All those folks who said that NHL Commissioner Gary Bettman stuck with the Arizona Coyotes waaaay too long?
Turns out, they were right.
“It was something that was bad in the NHL, and Gary came in — with Ryan and Ashley Smith and their group — and made it something great,” Bill Armstrong said. “Had something (that wasn’t working), and made it something great.
“It’s been amazing to watch the transformation of what they've done. Such a good thing for the NHL, to put NHL hockey in a place where people are just crazy about it.
“For players to watch that? What was promised come true? It’s been amazing.”
The new owner, billionaire Ryan Smith is the epitome of what the Coyotes never had. He has real money, that he actually spends. Real integrity, an excellent reputation for paying his bills and furnishing his teams with the necessities for success.
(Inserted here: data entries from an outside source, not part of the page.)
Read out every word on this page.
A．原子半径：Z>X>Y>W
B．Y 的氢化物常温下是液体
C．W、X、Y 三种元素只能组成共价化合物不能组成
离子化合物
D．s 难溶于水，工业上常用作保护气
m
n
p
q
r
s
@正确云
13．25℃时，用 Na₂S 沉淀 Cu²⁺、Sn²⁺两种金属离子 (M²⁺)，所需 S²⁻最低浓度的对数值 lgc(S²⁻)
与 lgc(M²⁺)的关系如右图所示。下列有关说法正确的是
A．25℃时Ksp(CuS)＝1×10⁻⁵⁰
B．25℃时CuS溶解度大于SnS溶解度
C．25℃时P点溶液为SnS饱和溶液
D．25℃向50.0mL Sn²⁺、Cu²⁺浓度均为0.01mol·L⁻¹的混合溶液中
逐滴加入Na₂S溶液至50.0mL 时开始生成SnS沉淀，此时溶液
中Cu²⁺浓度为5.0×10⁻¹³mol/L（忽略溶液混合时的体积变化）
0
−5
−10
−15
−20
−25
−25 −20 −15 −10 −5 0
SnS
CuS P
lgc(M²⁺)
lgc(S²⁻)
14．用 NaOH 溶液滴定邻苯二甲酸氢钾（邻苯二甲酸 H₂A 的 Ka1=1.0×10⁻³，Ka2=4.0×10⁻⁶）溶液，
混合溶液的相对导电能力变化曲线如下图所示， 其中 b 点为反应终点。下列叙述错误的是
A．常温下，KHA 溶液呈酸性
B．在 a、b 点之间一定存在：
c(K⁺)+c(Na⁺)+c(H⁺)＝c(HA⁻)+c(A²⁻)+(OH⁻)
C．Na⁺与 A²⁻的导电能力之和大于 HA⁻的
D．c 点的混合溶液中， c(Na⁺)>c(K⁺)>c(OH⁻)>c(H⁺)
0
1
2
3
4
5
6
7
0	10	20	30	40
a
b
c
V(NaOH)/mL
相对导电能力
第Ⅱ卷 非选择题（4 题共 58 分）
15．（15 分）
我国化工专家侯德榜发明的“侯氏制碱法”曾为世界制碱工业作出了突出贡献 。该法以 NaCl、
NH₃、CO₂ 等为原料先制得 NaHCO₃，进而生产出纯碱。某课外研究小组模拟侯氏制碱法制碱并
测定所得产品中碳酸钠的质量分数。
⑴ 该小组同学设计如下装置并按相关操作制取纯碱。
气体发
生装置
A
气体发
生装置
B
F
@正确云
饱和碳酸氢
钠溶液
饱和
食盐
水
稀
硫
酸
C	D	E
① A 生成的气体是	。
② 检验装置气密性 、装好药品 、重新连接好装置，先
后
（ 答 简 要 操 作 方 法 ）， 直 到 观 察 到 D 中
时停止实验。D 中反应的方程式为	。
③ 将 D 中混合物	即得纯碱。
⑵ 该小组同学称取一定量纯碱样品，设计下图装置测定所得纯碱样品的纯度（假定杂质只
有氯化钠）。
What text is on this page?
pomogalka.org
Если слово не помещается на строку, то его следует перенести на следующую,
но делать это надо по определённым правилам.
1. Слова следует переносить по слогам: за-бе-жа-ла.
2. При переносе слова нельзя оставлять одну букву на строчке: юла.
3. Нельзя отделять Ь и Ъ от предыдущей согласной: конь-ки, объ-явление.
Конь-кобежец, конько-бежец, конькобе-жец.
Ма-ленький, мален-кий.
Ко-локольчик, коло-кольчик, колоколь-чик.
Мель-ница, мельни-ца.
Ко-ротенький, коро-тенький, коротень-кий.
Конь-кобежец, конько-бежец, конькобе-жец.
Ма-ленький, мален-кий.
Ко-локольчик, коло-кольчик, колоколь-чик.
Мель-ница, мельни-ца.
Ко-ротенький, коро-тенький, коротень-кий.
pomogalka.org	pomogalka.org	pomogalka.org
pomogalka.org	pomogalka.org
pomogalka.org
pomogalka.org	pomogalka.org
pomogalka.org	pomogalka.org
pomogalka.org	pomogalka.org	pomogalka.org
There is no haggling over contractors’ invoices or sandpapering to relationships with franchise icons.
After 22 games as the Utah Hockey Club, the promises made have been kept, and the hopes of what might be here in Salt Lake City have all been exceeded.
“We don’t have any excuses anymore in our organization,” Bill Armstrong said. “We have the best planes. We stay at the best hotels. If you need to leave a day earlier when you travel from the West to the East coast, that happens.
“Whatever we need, we get. There are no excuses in our organization. We have one of the best owners in the NHL.”
“When it starts from the top,” began Bjugstad, who had two stints as a Coyote, “when you see ownership, see what they want to do with the team… We have to respond to that. It’s win now, not rebuild mode.
“There are really no excuses on our end not to perform, from what we're being supplied with.”
The team is muddling along in its maiden NHL campaign, with injuries to a pair of key defencemen in John Marino and Sean Durzi, and a lineup that still needs some filing out. Dylan Guenther may be a superstar one day while Karel Vejmelka — one of the best goaltenders in the NHL— could walk down any street in Canada unbothered.
And there is freedom now, for the hockey people to concentrate on hockey, rather than take calls from panicked wives who just heard the latest relocation rumour. Like when Reggie Dunlop told his teammates, “This is the last season. It’ll be announced tomorrow.”
“A lot of stuff was in the air,” Bjugstad said of Arizona. “So as a player, it's in the back of your head — even if you say you're not concerned about it or thinking about it. You're thinking about it.
“Mr. And Mrs. Smith were there the next day, basically, after the season. We can tell how much they care, how much they've already done for us, the staff and the community already. As a player, you appreciate that.”
Head coach Andre Tourigny’s Coyotes were on a Western Canadian swing late last season when the floor fell out from under them. From that experience comes a residue that helps this franchise today. A “whatever didn’t kill you makes you stronger” feeling that bonds the remaining players today, in their new digs in downtown Salt Lake.
“I think that was a test for our team,” Tourigny said. “It got us closer to each other for the next step. When you look in perspective, it was a great thing for us to have that kind of adversity, and go through it the way we did.”
To arrive at the other end, with an arena waiting to be rebuilt over the next few summers from a basketball building into one that’s more hockey-friendly.
Today, hockey capacity is around 11,000 unobstructed seats at the Delta Center.
That’s more than twice as many as in Tempe, but make no mistake: Hockey is one hundred times better here.